Mas a partir de Maquiavel isso passou a ser visto por outro prisma. Para o
secretário de Florença, ao longo da história “todos os Estados que existem e já existiram são e foram sempre repúblicas ou monarquias.”
Ao tratar da conquista do príncipe aos novos principados ele aponta para quatro
maneiras de conquistas. Entretanto, limitaremos a comentarmos apenas duas. A
primeira delas, era a virtù, na qual se encontra inserida a capacidade pessoal
do príncipe em saber alcançar seus objetivos. O outro caminho apontado por
Maquiavel é a conquista do principado mediante a fortuna. Representada com o
que popularmente chamamos de sorte. Para Maquiavel, as duas devem se fazer
presentes no mesmo quinhão da trajetória do príncipe. Entretanto, Maquiavel entendia
que os principados que são conquistados pelo caminho da virtù, conseguem uma
maior durabilidade, dos que são conquistados mediante a fortuna, pois segundo
ele, os mesmos possuem uma menor instabilidade, por isso tende uma menor
duração.
Caso Maquiavel morasse no Brasil,
certamente acrescentaria mais outro caminho para o príncipe chegar ao poder.
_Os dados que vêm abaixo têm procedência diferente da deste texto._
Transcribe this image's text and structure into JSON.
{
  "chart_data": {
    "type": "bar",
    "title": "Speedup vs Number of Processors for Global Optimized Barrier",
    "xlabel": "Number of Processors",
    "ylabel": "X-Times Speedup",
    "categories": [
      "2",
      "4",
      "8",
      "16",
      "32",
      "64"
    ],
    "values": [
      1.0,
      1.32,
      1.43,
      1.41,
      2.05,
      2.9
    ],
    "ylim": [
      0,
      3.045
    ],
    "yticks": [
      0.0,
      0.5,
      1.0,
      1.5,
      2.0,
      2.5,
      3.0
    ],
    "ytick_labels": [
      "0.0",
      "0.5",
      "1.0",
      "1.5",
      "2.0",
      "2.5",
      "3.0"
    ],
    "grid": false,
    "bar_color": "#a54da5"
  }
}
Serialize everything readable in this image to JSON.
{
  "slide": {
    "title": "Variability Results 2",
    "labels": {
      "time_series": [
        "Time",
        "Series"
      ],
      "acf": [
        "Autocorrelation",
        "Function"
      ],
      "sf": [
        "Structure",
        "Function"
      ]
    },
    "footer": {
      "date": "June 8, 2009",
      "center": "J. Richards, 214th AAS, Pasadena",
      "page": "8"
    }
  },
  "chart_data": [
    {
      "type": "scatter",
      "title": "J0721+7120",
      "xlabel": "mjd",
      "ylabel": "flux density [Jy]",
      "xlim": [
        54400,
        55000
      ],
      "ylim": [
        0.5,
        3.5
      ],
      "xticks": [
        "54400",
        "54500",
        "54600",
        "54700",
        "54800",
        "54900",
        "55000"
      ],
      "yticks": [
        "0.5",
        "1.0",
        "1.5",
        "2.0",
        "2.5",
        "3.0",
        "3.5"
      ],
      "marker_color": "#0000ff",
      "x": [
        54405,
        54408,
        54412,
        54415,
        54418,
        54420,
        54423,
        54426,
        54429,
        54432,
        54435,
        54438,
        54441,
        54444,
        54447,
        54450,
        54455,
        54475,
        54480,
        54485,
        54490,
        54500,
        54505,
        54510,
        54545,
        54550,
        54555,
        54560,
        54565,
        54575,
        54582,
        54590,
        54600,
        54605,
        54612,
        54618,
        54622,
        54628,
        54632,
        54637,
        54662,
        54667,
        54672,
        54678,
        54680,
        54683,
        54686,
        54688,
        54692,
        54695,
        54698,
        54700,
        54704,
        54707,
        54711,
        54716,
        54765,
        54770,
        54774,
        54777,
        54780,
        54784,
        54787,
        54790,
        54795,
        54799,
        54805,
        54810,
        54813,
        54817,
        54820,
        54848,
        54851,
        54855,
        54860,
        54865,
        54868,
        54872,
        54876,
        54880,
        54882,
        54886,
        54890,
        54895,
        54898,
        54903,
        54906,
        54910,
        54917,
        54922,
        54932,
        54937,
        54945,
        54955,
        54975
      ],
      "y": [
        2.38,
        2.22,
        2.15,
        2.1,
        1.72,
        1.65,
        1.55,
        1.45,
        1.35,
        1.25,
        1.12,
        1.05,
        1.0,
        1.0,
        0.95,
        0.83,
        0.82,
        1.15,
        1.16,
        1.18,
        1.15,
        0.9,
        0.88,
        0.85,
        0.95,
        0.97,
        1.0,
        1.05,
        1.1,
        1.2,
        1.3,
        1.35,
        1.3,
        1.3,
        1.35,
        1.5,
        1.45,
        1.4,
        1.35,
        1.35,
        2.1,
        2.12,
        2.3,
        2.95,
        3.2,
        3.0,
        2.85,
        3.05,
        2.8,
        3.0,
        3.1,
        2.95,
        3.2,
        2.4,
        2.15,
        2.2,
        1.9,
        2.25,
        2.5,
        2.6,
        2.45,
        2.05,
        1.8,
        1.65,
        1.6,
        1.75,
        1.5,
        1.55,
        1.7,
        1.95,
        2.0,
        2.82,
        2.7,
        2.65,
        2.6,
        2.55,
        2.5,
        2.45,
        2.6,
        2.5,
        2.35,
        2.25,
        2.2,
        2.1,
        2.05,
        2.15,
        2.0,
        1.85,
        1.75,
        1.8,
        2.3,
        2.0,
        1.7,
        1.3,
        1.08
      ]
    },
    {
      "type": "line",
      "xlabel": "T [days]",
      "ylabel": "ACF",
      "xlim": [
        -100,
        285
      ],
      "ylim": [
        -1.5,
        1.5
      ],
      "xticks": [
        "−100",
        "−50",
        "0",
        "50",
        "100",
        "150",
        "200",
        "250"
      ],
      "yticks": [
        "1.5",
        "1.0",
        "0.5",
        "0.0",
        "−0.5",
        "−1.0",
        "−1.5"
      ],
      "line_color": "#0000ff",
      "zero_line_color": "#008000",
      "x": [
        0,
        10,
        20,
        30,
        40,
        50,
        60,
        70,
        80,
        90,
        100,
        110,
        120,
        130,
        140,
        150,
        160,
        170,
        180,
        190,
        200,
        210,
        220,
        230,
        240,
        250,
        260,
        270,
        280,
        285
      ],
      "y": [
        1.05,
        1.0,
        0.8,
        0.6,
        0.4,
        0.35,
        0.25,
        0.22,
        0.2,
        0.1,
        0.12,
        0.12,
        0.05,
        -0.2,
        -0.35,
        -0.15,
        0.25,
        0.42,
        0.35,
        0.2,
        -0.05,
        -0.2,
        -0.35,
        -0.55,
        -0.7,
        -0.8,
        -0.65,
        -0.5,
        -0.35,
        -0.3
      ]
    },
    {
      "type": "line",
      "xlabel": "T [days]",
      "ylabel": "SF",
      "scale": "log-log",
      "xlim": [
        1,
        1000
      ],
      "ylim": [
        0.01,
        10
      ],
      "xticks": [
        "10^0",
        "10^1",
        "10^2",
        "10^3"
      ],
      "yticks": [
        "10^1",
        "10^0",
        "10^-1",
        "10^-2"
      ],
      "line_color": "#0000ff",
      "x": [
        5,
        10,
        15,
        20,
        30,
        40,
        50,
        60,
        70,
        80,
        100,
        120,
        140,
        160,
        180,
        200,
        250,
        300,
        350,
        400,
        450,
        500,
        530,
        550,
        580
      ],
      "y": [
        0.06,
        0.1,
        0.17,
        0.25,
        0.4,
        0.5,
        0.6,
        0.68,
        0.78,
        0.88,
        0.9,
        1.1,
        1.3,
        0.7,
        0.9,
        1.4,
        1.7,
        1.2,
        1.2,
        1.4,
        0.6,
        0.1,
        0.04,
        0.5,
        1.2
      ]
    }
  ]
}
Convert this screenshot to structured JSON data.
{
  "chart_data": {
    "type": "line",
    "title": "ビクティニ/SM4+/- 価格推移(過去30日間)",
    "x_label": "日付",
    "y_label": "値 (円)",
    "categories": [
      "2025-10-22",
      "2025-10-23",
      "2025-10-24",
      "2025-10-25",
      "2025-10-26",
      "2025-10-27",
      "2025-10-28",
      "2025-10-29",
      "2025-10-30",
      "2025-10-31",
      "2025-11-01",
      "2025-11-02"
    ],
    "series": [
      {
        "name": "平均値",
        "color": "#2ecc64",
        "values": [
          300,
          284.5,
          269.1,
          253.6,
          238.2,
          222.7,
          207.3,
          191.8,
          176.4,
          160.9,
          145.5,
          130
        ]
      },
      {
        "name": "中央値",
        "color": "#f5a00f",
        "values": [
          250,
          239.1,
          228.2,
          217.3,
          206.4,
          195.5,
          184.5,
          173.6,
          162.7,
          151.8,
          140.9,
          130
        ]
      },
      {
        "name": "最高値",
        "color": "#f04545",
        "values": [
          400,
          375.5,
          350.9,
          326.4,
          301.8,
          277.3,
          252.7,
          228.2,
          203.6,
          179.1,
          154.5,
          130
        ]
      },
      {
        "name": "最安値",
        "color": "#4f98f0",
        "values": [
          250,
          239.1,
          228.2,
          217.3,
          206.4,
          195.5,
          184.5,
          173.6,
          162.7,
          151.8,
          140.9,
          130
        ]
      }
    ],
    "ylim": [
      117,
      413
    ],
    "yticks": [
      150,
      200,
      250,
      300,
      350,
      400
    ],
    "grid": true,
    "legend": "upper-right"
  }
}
Teria que acrescentar o apadrinhamento político. Dependendo do peso do
padrinho, ou da madrinha, o “afilhado” chega ao principado sem muito esforço. Até
aqueles que não são dotados do que a teoria weberiana chama de carisma. Basta
apenas seguir os passos percorridos ou sugeridos por aqueles que o orientam e o
sucesso eleitoral estará praticamente garantido. Porém, um dos grandes
problemas do apadrinhamento político é que geralmente o afilhado é picado pela
mosca azul e aos poucos resolve se separar do padrinho, acreditando ser
possível voar mais alto sem que tenha que pedir a benção para o feito. A partir
daí, torna-se praticamente inevitável o rompimento, já que o afilhado passa ser
visto como um traidor. Mas o Cardeal Richelieu já havia alertado que “traição em política é questão de tempo.”